Schwerpunkt: Handgefertigte Steirische Harmonikas; breite Modellpalette für Einsteiger bis Profis

In Österreich werden jährlich etwa 20.000 diatonische Harmonikas produziert – und Müller ist einer der wichtigsten Hersteller in diesem Markt. Die Manufaktur in Bad St.
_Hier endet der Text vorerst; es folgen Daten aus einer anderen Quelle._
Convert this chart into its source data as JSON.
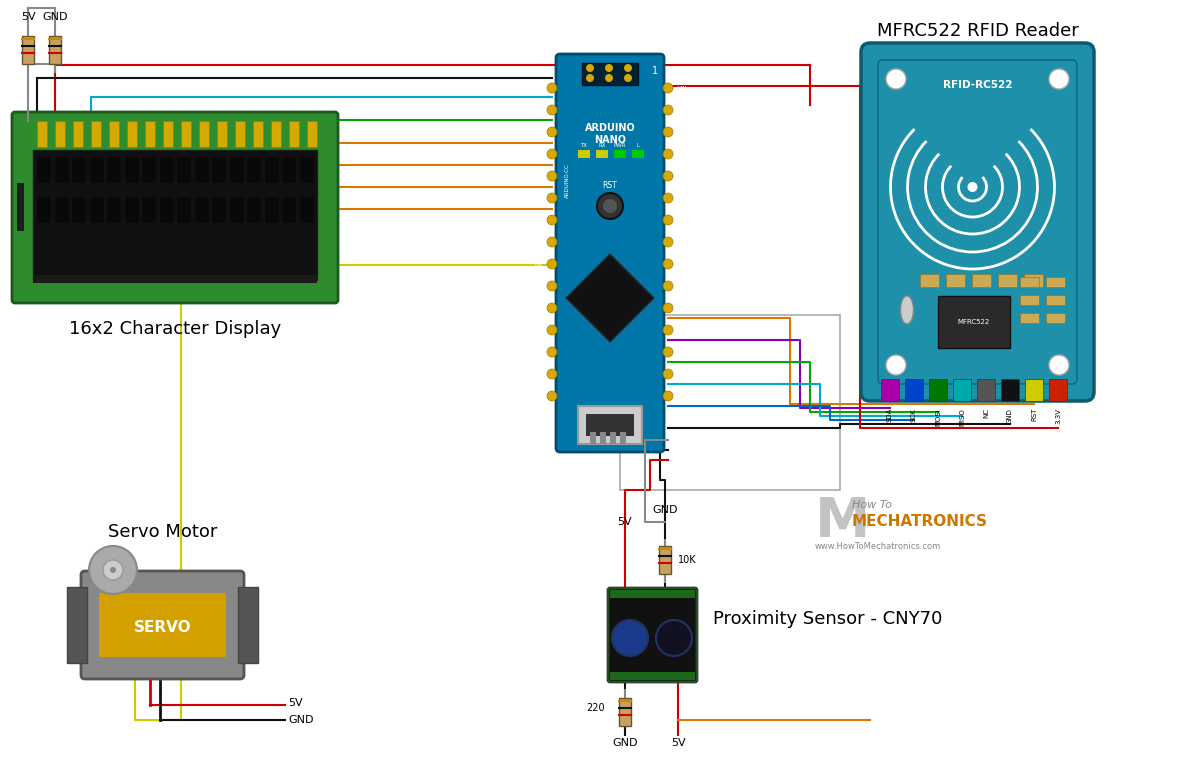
{
  "bg": "#ffffff",
  "lcd_green": "#2e8b2e",
  "lcd_screen": "#111111",
  "ard_blue": "#0077a8",
  "rfid_teal": "#1e90aa",
  "pin_gold": "#d4aa00",
  "wr": "#cc0000",
  "wk": "#111111",
  "wg": "#00aa00",
  "wb": "#0066cc",
  "wo": "#dd7700",
  "wy": "#cccc00",
  "wp": "#8800bb",
  "wc": "#00aacc",
  "wgr": "#888888",
  "label_lcd": "16x2 Character Display",
  "label_servo": "Servo Motor",
  "label_rfid": "MFRC522 RFID Reader",
  "label_prox": "Proximity Sensor - CNY70",
  "rfid_pins": [
    "SDA",
    "SCK",
    "MOSI",
    "MISO",
    "NC",
    "GND",
    "RST",
    "3.3V"
  ],
  "rfid_pin_colors": [
    "#aa00aa",
    "#0044cc",
    "#007700",
    "#00aaaa",
    "#555555",
    "#111111",
    "#cccc00",
    "#cc2200"
  ]
}
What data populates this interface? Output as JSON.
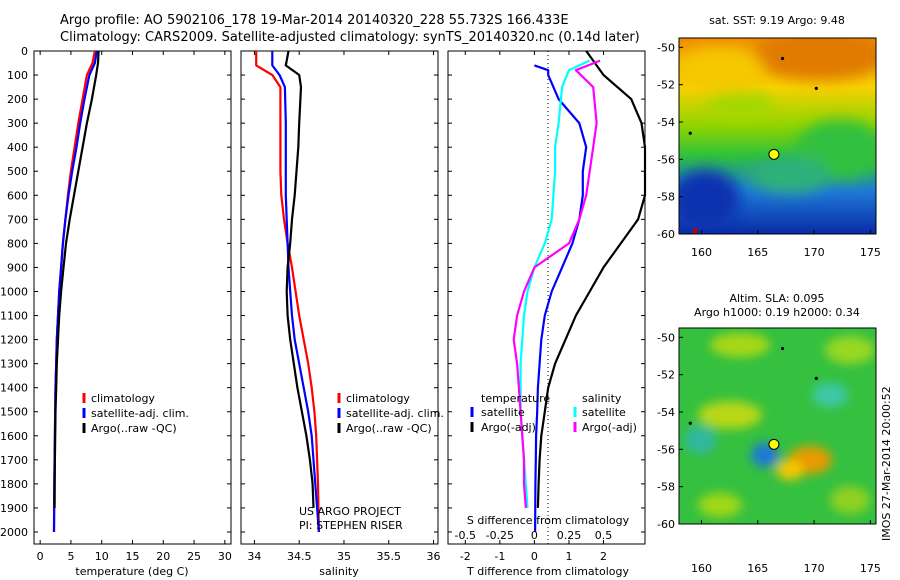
{
  "header": {
    "line1": "Argo profile: AO 5902106_178 19-Mar-2014 20140320_228 55.732S 166.433E",
    "line2": "Climatology: CARS2009. Satellite-adjusted climatology: synTS_20140320.nc (0.14d later)"
  },
  "colors": {
    "climatology": "#ff0000",
    "satellite": "#0000ff",
    "argo": "#000000",
    "satellite_salinity": "#00ffff",
    "argo_adj_salinity": "#ff00ff"
  },
  "chart_data": [
    {
      "type": "line",
      "xlabel": "temperature (deg C)",
      "ylim": [
        2050,
        0
      ],
      "xlim": [
        -1,
        31
      ],
      "xticks": [
        0,
        5,
        10,
        15,
        20,
        25,
        30
      ],
      "yticks": [
        0,
        100,
        200,
        300,
        400,
        500,
        600,
        700,
        800,
        900,
        1000,
        1100,
        1200,
        1300,
        1400,
        1500,
        1600,
        1700,
        1800,
        1900,
        2000
      ],
      "legend": {
        "entries": [
          "climatology",
          "satellite-adj. clim.",
          "Argo(..raw -QC)"
        ],
        "placement": "center-right"
      },
      "series": [
        {
          "name": "climatology",
          "color": "#ff0000",
          "x": [
            8.9,
            8.5,
            7.6,
            6.9,
            6.2,
            5.6,
            5.0,
            4.5,
            4.1,
            3.7,
            3.4,
            3.1,
            2.9,
            2.7,
            2.6,
            2.5,
            2.45,
            2.4,
            2.35,
            2.3,
            2.25
          ],
          "y": [
            0,
            50,
            100,
            200,
            300,
            400,
            500,
            600,
            700,
            800,
            900,
            1000,
            1100,
            1200,
            1300,
            1400,
            1500,
            1600,
            1700,
            1800,
            2000
          ]
        },
        {
          "name": "satellite-adj. clim.",
          "color": "#0000ff",
          "x": [
            9.2,
            8.9,
            8.0,
            7.2,
            6.5,
            5.9,
            5.2,
            4.6,
            4.1,
            3.7,
            3.4,
            3.1,
            2.9,
            2.7,
            2.6,
            2.5,
            2.45,
            2.4,
            2.35,
            2.3,
            2.25
          ],
          "y": [
            0,
            50,
            100,
            200,
            300,
            400,
            500,
            600,
            700,
            800,
            900,
            1000,
            1100,
            1200,
            1300,
            1400,
            1500,
            1600,
            1700,
            1800,
            2000
          ]
        },
        {
          "name": "Argo(..raw -QC)",
          "color": "#000000",
          "x": [
            9.5,
            9.4,
            9.1,
            8.4,
            7.6,
            6.9,
            6.2,
            5.5,
            4.8,
            4.2,
            3.8,
            3.4,
            3.1,
            2.9,
            2.7,
            2.6,
            2.5,
            2.45,
            2.4,
            2.35
          ],
          "y": [
            0,
            50,
            100,
            200,
            300,
            400,
            500,
            600,
            700,
            800,
            900,
            1000,
            1100,
            1200,
            1300,
            1400,
            1500,
            1600,
            1700,
            1900
          ]
        }
      ]
    },
    {
      "type": "line",
      "xlabel": "salinity",
      "ylim": [
        2050,
        0
      ],
      "xlim": [
        33.85,
        36.05
      ],
      "xticks": [
        34,
        34.5,
        35,
        35.5,
        36
      ],
      "legend": {
        "entries": [
          "climatology",
          "satellite-adj. clim.",
          "Argo(..raw -QC)"
        ],
        "placement": "center-right"
      },
      "annotations": [
        "US ARGO PROJECT",
        "PI: STEPHEN RISER"
      ],
      "series": [
        {
          "name": "climatology",
          "color": "#ff0000",
          "x": [
            34.02,
            34.02,
            34.2,
            34.29,
            34.29,
            34.29,
            34.29,
            34.29,
            34.3,
            34.33,
            34.37,
            34.42,
            34.46,
            34.5,
            34.55,
            34.6,
            34.64,
            34.67,
            34.69,
            34.71,
            34.72
          ],
          "y": [
            0,
            60,
            100,
            150,
            200,
            300,
            400,
            500,
            600,
            700,
            800,
            900,
            1000,
            1100,
            1200,
            1300,
            1400,
            1500,
            1600,
            1800,
            2000
          ]
        },
        {
          "name": "satellite-adj. clim.",
          "color": "#0000ff",
          "x": [
            34.2,
            34.2,
            34.28,
            34.34,
            34.35,
            34.35,
            34.35,
            34.35,
            34.36,
            34.37,
            34.38,
            34.4,
            34.42,
            34.45,
            34.5,
            34.55,
            34.6,
            34.64,
            34.68,
            34.72
          ],
          "y": [
            0,
            60,
            100,
            150,
            300,
            400,
            500,
            600,
            700,
            800,
            900,
            1000,
            1100,
            1200,
            1300,
            1400,
            1500,
            1600,
            1800,
            2000
          ]
        },
        {
          "name": "Argo(..raw -QC)",
          "color": "#000000",
          "x": [
            34.38,
            34.35,
            34.5,
            34.52,
            34.5,
            34.49,
            34.47,
            34.45,
            34.42,
            34.4,
            34.37,
            34.36,
            34.37,
            34.4,
            34.44,
            34.48,
            34.53,
            34.58,
            34.62,
            34.65,
            34.66
          ],
          "y": [
            0,
            60,
            100,
            150,
            300,
            400,
            500,
            600,
            700,
            800,
            900,
            1000,
            1100,
            1200,
            1300,
            1400,
            1500,
            1600,
            1700,
            1800,
            1900
          ]
        }
      ]
    },
    {
      "type": "line",
      "xlabel": "T difference from climatology",
      "xlabel_top": "S difference from climatology",
      "ylim": [
        2050,
        0
      ],
      "xlim": [
        -2.5,
        3.2
      ],
      "xticks": [
        -2,
        -1,
        0,
        1,
        2
      ],
      "secondary_xticks": {
        "labels": [
          "-0.5",
          "-0.25",
          "0",
          "0.25",
          "0.5"
        ],
        "at": [
          -2,
          -1,
          0,
          1,
          2
        ]
      },
      "legend": {
        "entries": [
          "temperature",
          "satellite",
          "Argo(-adj)",
          "salinity",
          "satellite",
          "Argo(-adj)"
        ],
        "placement": "bottom"
      },
      "series": [
        {
          "name": "satellite",
          "group": "temperature",
          "color": "#0000ff",
          "x": [
            0.0,
            0.4,
            0.4,
            0.7,
            1.3,
            1.5,
            1.4,
            1.4,
            1.3,
            1.1,
            0.8,
            0.5,
            0.3,
            0.2,
            0.15,
            0.1,
            0.08,
            0.05,
            0.04,
            0.03,
            0.02
          ],
          "y": [
            60,
            80,
            100,
            200,
            300,
            400,
            500,
            600,
            700,
            800,
            900,
            1000,
            1100,
            1200,
            1300,
            1400,
            1500,
            1600,
            1700,
            1800,
            2000
          ]
        },
        {
          "name": "Argo(-adj)",
          "group": "temperature",
          "color": "#000000",
          "x": [
            1.5,
            1.7,
            2.0,
            2.8,
            3.1,
            3.2,
            3.2,
            3.2,
            3.0,
            2.5,
            2.0,
            1.6,
            1.2,
            0.9,
            0.6,
            0.4,
            0.3,
            0.2,
            0.15,
            0.12,
            0.1
          ],
          "y": [
            0,
            40,
            100,
            200,
            300,
            400,
            500,
            600,
            700,
            800,
            900,
            1000,
            1100,
            1200,
            1300,
            1400,
            1500,
            1600,
            1700,
            1800,
            1900
          ]
        },
        {
          "name": "satellite",
          "group": "salinity",
          "color": "#00ffff",
          "x": [
            1.6,
            1.0,
            0.8,
            0.7,
            0.6,
            0.6,
            0.55,
            0.5,
            0.3,
            0.0,
            -0.2,
            -0.3,
            -0.35,
            -0.4,
            -0.4,
            -0.4,
            -0.35,
            -0.3,
            -0.25,
            -0.2
          ],
          "y": [
            40,
            80,
            150,
            300,
            400,
            500,
            600,
            700,
            800,
            900,
            1000,
            1100,
            1200,
            1300,
            1400,
            1500,
            1600,
            1700,
            1800,
            1900
          ]
        },
        {
          "name": "Argo(-adj)",
          "group": "salinity",
          "color": "#ff00ff",
          "x": [
            1.9,
            1.2,
            1.7,
            1.8,
            1.7,
            1.6,
            1.5,
            1.3,
            1.0,
            0.0,
            -0.3,
            -0.5,
            -0.6,
            -0.5,
            -0.45,
            -0.4,
            -0.35,
            -0.3,
            -0.3,
            -0.25
          ],
          "y": [
            40,
            80,
            150,
            300,
            400,
            500,
            600,
            700,
            800,
            900,
            1000,
            1100,
            1200,
            1300,
            1400,
            1500,
            1600,
            1700,
            1800,
            1900
          ]
        }
      ]
    },
    {
      "type": "heatmap",
      "title": "sat. SST: 9.19 Argo: 9.48",
      "xlim": [
        158,
        175.5
      ],
      "ylim": [
        -60,
        -49.5
      ],
      "xticks": [
        160,
        165,
        170,
        175
      ],
      "yticks": [
        -50,
        -52,
        -54,
        -56,
        -58,
        -60
      ],
      "marker": {
        "lon": 166.433,
        "lat": -55.732
      }
    },
    {
      "type": "heatmap",
      "title": "Altim. SLA: 0.095",
      "subtitle": "Argo h1000: 0.19 h2000: 0.34",
      "xlim": [
        158,
        175.5
      ],
      "ylim": [
        -60,
        -49.5
      ],
      "xticks": [
        160,
        165,
        170,
        175
      ],
      "yticks": [
        -50,
        -52,
        -54,
        -56,
        -58,
        -60
      ],
      "marker": {
        "lon": 166.433,
        "lat": -55.732
      }
    }
  ],
  "side_label": "IMOS 27-Mar-2014 20:00:52"
}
Leonhard ist bekannt für ihre solide Handarbeit und ein Sortiment, das vom Schülerinstrument bis zum Konzertmodell reicht.


Novak

Zeitraum: über 100 Jahre Tradition (Klagenfurt)

Status: aktiv

Schwerpunkt: Steirische Harmonikas; einer der ältesten österreichischen Hersteller

Novak in Klagenfurt gehört zu den Betrieben, die die österreichische Harmonikatradition über Generationen bewahrt haben. Die Instrumente sind im Kärntner Raum besonders verwurzelt.


Kärntnerland / Karl Schwarz

Zeitraum: modern

Status: aktiv (Mölln, Oberösterreich)

Schwerpunkt: Steirische Harmonikas und Maultrommel-Manufaktur

Karl Schwarz ist ein ungewöhnlicher Betrieb – eine der wenigen Werkstätten weltweit, die Maultrommel-Fertigung mit dem Harmonikabau kombiniert. Die Steirischen Harmonikas des Hauses sind handwerklich gepflegt und im Volksmusik-Bereich geschätzt.


Jamnik

Zeitraum: modern

Status: aktiv (Ehrenhausen, Südsteiermark)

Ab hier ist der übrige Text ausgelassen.